Una azotea, unas hojas y una pluma

Cuando comencé a escribir no conocía gran cosa de la literatura sólo que me gustaban las historias y que me gustaba contarlas. Tampoco sabía que se presentaban los libros y mucho menos que existía algo llamado talleres literarios donde uno iba y destripaba lo que había mecanografiado en hojas blancas. Acaba de salir de la preparatoria y era un escritor que tenía un par de cuentos que pensaba eran lo más alto de la literatura mexicana. Alguien me dijo que por qué no iba al taller de la maestra Beatriz Espejo. No la conocía, no sabía que había que pagar y mucho menos que asistir ahí cambiaría mi vida.
            El taller se ofrecía los sábados a la nueve de la mañana y hasta la una de la tarde. Con media hora para descansar. En el auditorio habían puesto una mesa larga, varias sillas, una cafetera, galletas y un enorme garrafón de agua. Al entrar a ese sito, con el piso alfombrado, la luz de la mañana entrando por los ventanales, el olor del café recién hecho y el rostro sonriente de la maestra Espejo me hicieron sentir tan cómodo.

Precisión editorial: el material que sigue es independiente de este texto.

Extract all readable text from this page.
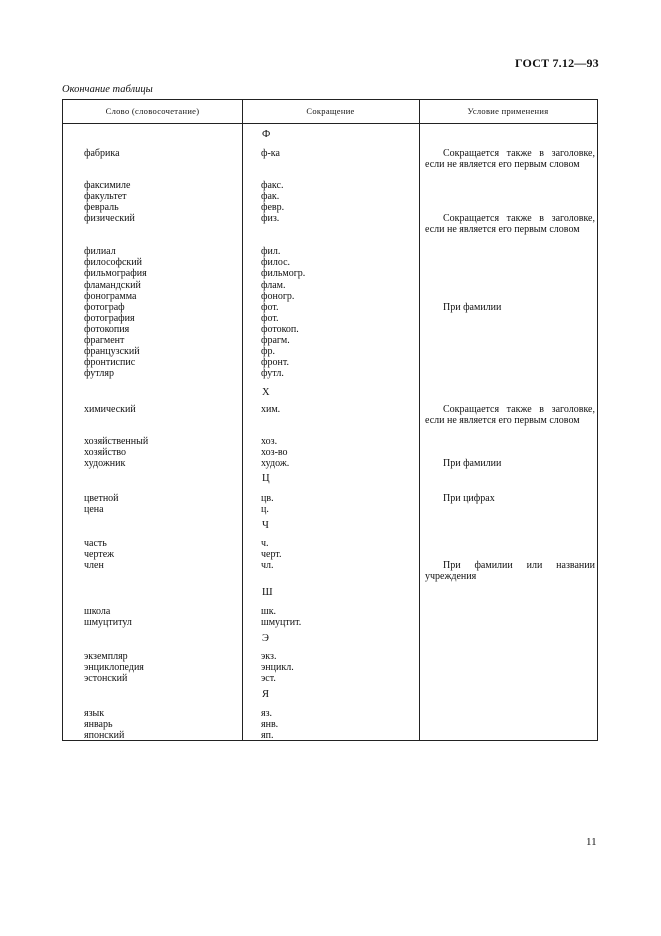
ГОСТ 7.12—93
Окончание таблицы
Слово (словосочетание)	Сокращение	Условие применения
Ф
Х
Ц
Ч
Ш
Э
Я
фабрика
факсимиле
факультет
февраль
физический
филиал
философский
фильмография
фламандский
фонограмма
фотограф
фотография
фотокопия
фрагмент
французский
фронтиспис
футляр
химический
хозяйственный
хозяйство
художник
цветной
цена
часть
чертеж
член
школа
шмуцтитул
экземпляр
энциклопедия
эстонский
язык
январь
японский
ф-ка
факс.
фак.
февр.
физ.
фил.
филос.
фильмогр.
флам.
фоногр.
фот.
фот.
фотокоп.
фрагм.
фр.
фронт.
футл.
хим.
хоз.
хоз-во
худож.
цв.
ц.
ч.
черт.
чл.
шк.
шмуцтит.
экз.
энцикл.
эст.
яз.
янв.
яп.
Сокращается также в заголовке, если не является его первым словом
Сокращается также в заголовке, если не является его первым словом
При фамилии
Сокращается также в заголовке, если не является его первым словом
При фамилии
При цифрах
При фамилии или названии учреждения
11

            Los asistentes eran muchachos que estudiaban letras hispánicas en la universidad, aunque había otros que venían a corregir la extensa novela que habían escrito en el espacio que les dejaba su trabajo burocrático. Había un abogado que llevaba una historia de un hombre que se volvía drogadicto por trabajar en una carpintería; otro tipo escribía cuentos de ángeles, a la postre se volvería político, tres soberbios e imberbes escritores que pronto se volverían funcionarios culturales, un tipo llamado Nachito, que llevaba los más enfebrecidos cuentos, un servidor y Efrén Minero, que sería el primer tlaxcalteca en publicar en Tierra Adentro.

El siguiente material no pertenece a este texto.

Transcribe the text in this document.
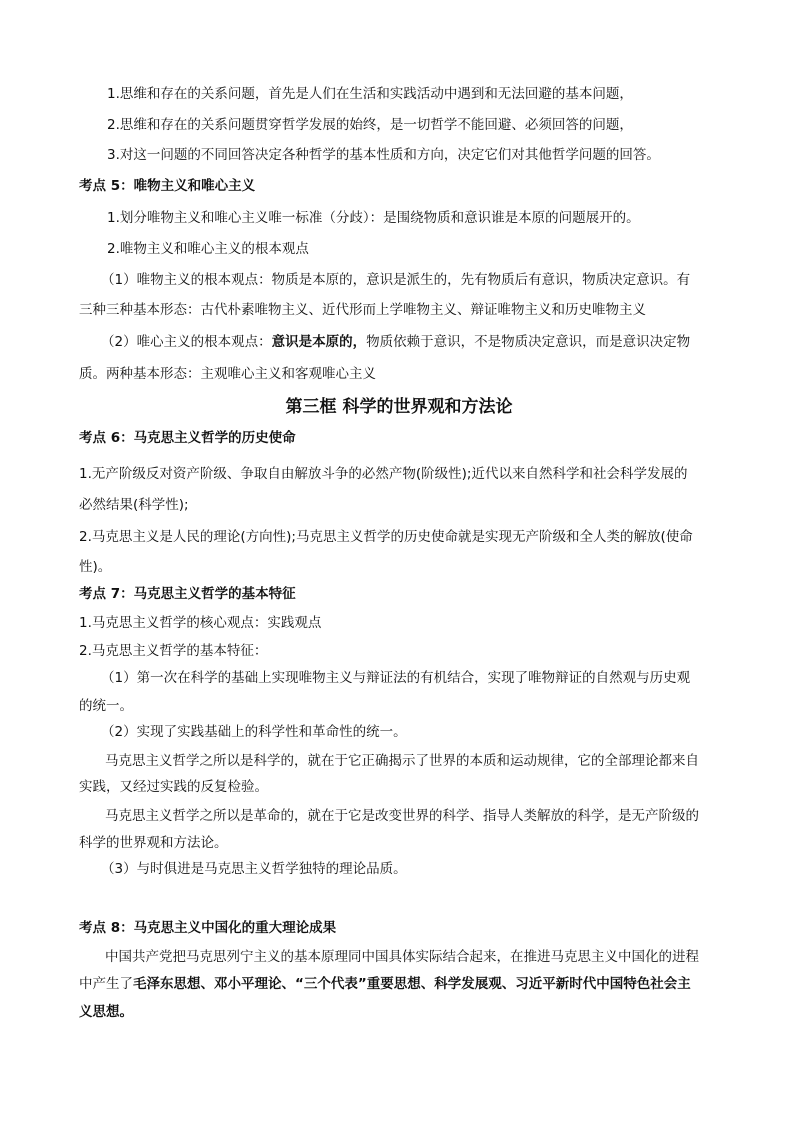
1.思维和存在的关系问题，首先是人们在生活和实践活动中遇到和无法回避的基本问题，
2.思维和存在的关系问题贯穿哲学发展的始终，是一切哲学不能回避、必须回答的问题，
3.对这一问题的不同回答决定各种哲学的基本性质和方向，决定它们对其他哲学问题的回答。
考点 5：唯物主义和唯心主义
1.划分唯物主义和唯心主义唯一标准（分歧）：是围绕物质和意识谁是本原的问题展开的。
2.唯物主义和唯心主义的根本观点
（1）唯物主义的根本观点：物质是本原的，意识是派生的，先有物质后有意识，物质决定意识。有
三种三种基本形态：古代朴素唯物主义、近代形而上学唯物主义、辩证唯物主义和历史唯物主义
（2）唯心主义的根本观点：意识是本原的，物质依赖于意识，不是物质决定意识，而是意识决定物
质。两种基本形态：主观唯心主义和客观唯心主义
第三框 科学的世界观和方法论
考点 6：马克思主义哲学的历史使命
1.无产阶级反对资产阶级、争取自由解放斗争的必然产物(阶级性);近代以来自然科学和社会科学发展的
必然结果(科学性);
2.马克思主义是人民的理论(方向性);马克思主义哲学的历史使命就是实现无产阶级和全人类的解放(使命
性)。
考点 7：马克思主义哲学的基本特征
1.马克思主义哲学的核心观点：实践观点
2.马克思主义哲学的基本特征：
（1）第一次在科学的基础上实现唯物主义与辩证法的有机结合，实现了唯物辩证的自然观与历史观
的统一。
（2）实现了实践基础上的科学性和革命性的统一。
马克思主义哲学之所以是科学的，就在于它正确揭示了世界的本质和运动规律，它的全部理论都来自
实践，又经过实践的反复检验。
马克思主义哲学之所以是革命的，就在于它是改变世界的科学、指导人类解放的科学，是无产阶级的
科学的世界观和方法论。
（3）与时俱进是马克思主义哲学独特的理论品质。
考点 8：马克思主义中国化的重大理论成果
中国共产党把马克思列宁主义的基本原理同中国具体实际结合起来，在推进马克思主义中国化的进程
中产生了毛泽东思想、邓小平理论、“三个代表”重要思想、科学发展观、习近平新时代中国特色社会主
义思想。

            En ese tiempo no tenía dinero (apenas si me alcanzaba para el Tonayan), así que tomaba el taller a escondidas. Cuando la encargada venía a verificar que estuviéramos solo los que habían pagado yo me subía con mis hojas y mi pluma a la azotea a esperar que se fuera. El aire frío de la mañana en mi cara mientras veía desde lo alto la ciudad es algo que nunca se me olvida.